Empfehlungen im Umgang mit Alkohol
(Quelle: Krebsprävention in Deutschland, Deutsche Krebsgesellschaft e.V. 2006)
Jeder Mensch hat ein eigenes spezifisches Risikoprofil im Umgang mit Alkohol. Liegen keine grundsätzlichen Erkrankungen oder andere Risikofaktoren vor, so gelten folgende Empfehlungen:
-
Die tolerable obere Alkoholzufuhr liegt für die erwachsene Frau bei 10g pro Tag , für den erwachsenen Mann bei 20g pro Tag.
-
Der Getränketyp spielt bezüglich der alkoholischen Nebenwirkungen keine entscheidende Rolle.
-
Junge Erwachsene und insbesondere Jugendliche sollten ihren Alkoholkonsum maximal reduzieren.
-
Bei älteren Personen nimmt zwar die protektive Wirkung bezüglich Herz-Kreislauferkrankungen zu, es sollte aber verstärkt das individuelle Risikoprofil berücksichtigt werden.
-
Wird Alkohol getrunken, sollte dieser langsam und bevorzugt zu den Mahlzeiten getrunken werden.
-
Alkoholkarenz an mindestens zwei Tagen in der Woche ist sinnvoll.
-
Alkohol ist kein Koronartherapeutikum.
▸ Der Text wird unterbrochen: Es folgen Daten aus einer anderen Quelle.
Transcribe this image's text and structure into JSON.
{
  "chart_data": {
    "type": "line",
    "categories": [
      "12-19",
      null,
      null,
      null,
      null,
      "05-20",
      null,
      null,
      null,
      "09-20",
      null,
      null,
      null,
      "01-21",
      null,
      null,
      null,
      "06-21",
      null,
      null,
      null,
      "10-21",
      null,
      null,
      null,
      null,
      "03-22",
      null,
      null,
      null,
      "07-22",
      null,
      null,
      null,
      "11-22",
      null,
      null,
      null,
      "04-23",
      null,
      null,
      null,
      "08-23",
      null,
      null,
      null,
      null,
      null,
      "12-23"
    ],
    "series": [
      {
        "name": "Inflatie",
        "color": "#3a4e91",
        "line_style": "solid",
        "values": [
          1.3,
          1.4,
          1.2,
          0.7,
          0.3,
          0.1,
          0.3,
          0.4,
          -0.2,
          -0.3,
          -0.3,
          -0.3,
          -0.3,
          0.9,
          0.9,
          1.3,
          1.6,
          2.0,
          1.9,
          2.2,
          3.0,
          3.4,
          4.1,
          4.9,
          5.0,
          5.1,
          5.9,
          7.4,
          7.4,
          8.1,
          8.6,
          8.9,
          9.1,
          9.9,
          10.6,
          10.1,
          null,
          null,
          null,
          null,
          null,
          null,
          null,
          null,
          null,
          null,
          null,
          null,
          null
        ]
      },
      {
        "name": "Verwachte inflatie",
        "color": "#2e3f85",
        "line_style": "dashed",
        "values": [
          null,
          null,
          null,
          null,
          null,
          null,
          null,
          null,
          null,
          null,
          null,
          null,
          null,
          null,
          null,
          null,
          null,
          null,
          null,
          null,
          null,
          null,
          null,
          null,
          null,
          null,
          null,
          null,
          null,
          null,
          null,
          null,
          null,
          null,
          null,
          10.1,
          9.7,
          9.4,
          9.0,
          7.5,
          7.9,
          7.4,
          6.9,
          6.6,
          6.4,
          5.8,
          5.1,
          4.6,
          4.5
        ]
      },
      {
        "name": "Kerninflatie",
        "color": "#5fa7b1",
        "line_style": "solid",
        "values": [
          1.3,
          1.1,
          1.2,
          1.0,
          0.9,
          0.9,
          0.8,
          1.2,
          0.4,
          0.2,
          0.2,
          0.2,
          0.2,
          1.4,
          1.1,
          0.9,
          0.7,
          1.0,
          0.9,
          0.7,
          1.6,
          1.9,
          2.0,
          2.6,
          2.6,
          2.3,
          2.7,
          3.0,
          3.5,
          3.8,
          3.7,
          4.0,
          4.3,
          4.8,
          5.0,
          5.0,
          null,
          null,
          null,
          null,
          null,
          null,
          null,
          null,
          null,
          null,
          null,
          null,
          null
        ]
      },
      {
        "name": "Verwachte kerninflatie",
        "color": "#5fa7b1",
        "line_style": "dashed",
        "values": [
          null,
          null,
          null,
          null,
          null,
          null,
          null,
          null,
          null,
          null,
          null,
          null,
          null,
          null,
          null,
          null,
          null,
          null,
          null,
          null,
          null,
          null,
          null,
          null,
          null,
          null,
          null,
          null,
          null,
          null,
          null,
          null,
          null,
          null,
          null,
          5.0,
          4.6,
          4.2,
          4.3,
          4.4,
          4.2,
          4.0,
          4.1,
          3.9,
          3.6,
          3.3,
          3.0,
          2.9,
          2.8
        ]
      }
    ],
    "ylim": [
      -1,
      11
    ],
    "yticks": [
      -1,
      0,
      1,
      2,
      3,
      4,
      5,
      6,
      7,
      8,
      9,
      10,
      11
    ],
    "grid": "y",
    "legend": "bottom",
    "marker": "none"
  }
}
Es gibt keinen Grund, abstinente Personen zum Alkoholkonsum wegen einer protektiven Wirkung auf das Herz-Kreislauf-Risiko zu bewegen, zur Reduktion des Koronarrrisikos stehen andere Möglichkeiten im Vordergrund.
-
Alkohol sollte in folgenden Situationen komplett vermieden werden:
-
in der Schwangerschaft, zur Vermeidung des fetalen Alkohol-syndroms, sowie fetaler Alkoholeffekt
-
während des Stillens, zur Vermeidung der Exposition des Kindes gegenüber Alkohol (auf Gefahr des akuten Kindstodes)
-
bei gleichzeitiger Einnahme von Medikamenten
-
bei chronischen Erkrankungen des Gastrointestinaltraktes, des Pankreas und der Leber ( insbesondere Hepatitis B), des Herzmuskels (Kardiomyopathie, schwere Rhythmusstörungen), des zentralen und des peripheren Nervensytems bei psychiatrischen Erkrankungen (Depression, Psychosen), bei Stoffwechselerkrankungen wie Gicht.